A/N I snorted sugar...
Not This Way
I held my swollen cheek, tears running down my face. At least the tears are cleaning some dirt off. She uses the curved end of the candy cane to push me up by the chin. This is not my Vanellope no. This is someone else entirely; someone that apparently hates me. Why? I do not know...or maybe it is my Vanellope. And all those years were just a really complicated ruse to get me to like her. That would be low, even for Turbo. I stayed by her side even when the others didn't.
Big mistake. I can see that as she walks circles around me, wondering where to strike next. The pain excruciating. I can barely stand. If I sit down or collapse, she would hit me harder, extend today's session. Either way it would be worse than it is now.

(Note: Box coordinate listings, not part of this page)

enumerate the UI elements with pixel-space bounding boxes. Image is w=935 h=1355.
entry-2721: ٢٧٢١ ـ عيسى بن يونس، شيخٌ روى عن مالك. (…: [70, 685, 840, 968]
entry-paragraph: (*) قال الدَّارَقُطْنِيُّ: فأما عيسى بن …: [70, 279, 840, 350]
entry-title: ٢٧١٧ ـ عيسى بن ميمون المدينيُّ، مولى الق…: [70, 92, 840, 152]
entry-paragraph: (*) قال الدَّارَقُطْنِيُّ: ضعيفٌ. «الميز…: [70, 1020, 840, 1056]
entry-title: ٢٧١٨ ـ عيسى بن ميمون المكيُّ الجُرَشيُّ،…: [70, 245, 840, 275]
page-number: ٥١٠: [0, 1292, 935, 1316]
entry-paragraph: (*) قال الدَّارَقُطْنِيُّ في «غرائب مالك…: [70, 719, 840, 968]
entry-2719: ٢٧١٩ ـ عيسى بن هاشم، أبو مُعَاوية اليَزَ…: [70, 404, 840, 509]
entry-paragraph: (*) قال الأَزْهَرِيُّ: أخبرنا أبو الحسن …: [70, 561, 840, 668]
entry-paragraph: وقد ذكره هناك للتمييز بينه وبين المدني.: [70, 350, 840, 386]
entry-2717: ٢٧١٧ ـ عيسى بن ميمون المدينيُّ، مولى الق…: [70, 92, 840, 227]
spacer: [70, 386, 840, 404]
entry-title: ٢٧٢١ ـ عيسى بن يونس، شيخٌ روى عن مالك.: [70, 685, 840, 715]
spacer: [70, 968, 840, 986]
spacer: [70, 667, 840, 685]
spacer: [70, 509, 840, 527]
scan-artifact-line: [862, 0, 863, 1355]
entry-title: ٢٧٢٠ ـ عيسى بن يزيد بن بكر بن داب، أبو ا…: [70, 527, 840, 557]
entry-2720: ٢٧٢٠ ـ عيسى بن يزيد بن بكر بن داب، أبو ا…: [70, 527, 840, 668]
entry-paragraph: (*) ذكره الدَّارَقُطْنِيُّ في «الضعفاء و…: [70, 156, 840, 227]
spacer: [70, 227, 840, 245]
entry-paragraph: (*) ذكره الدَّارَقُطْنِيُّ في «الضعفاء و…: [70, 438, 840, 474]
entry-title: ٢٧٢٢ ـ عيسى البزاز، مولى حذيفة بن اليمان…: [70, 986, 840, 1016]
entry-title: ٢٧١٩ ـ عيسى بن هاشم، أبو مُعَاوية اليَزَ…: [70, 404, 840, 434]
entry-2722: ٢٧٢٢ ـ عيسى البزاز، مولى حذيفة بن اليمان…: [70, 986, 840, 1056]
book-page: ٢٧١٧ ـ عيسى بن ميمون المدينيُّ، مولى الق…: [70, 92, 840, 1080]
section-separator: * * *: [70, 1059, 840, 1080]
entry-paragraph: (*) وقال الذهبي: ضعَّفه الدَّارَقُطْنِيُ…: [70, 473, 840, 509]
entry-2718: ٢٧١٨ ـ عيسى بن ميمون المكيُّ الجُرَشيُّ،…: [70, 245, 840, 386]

"An hour a day, keeps other girls away."
Her voice so sweet and calming; a voice that hides mad-girl. This is wrong, I can't fall for someone holding me prisoner...can I? So wrong...yet so right. I mean she acts different, that doesn't mean she's a different person. She's still my Vanellope, just...meaner.
A candy cane to the back of the knee makes me drop down, onto one knee. Vanellope grabs the back of my collar and pushes me onto the ground. "I will see you tomorrow Rancis." And with that she was gone.
I hated this, but being left alone was worse. Some nights I would disobey her orders on purpose, just so she would stay longer.
Now your probably wondering how the hell I got here. To be honest, I can barely remember. One minute I'm being invited over for some lunch, the next I'm being thrown into the fungeon.
The first couple of days, were probably the worst. It was at least three hour sessions. I don't know what her objective is, but it has to do with something about listening. The more I listened, the shorter the sessions became. So, I began listening. She liked that. The moment I stopped listening, she would extend the sessions. Unfortunately, the lowest she was willing to go was one hour.
Here's the messed up part. I look forward to our sessions. It's not that I like being hit, not at all. The only person I've been allowed to see the past couple weeks is Vanellope. She's the one person I see everyday. The only interaction I've been allowed at all.
No one would want to see me like this: injured, scared, dirty...broken. Now I know. She keeps me alone for a reason. She beats me for a reason. I'm surprised she waited so long after taking over again. After fifteen years of bullying, she snapped. Does that mean I'm not the only one to have gone through this? Taffyta, Candlehead, every racer was there. No one stood forward and stopped us.
This is our...my fault. I belong here. After all the crap I pulled. I belong here, with Vanellope. With Vanellope. A small smile spreads across my face. With Vanellope.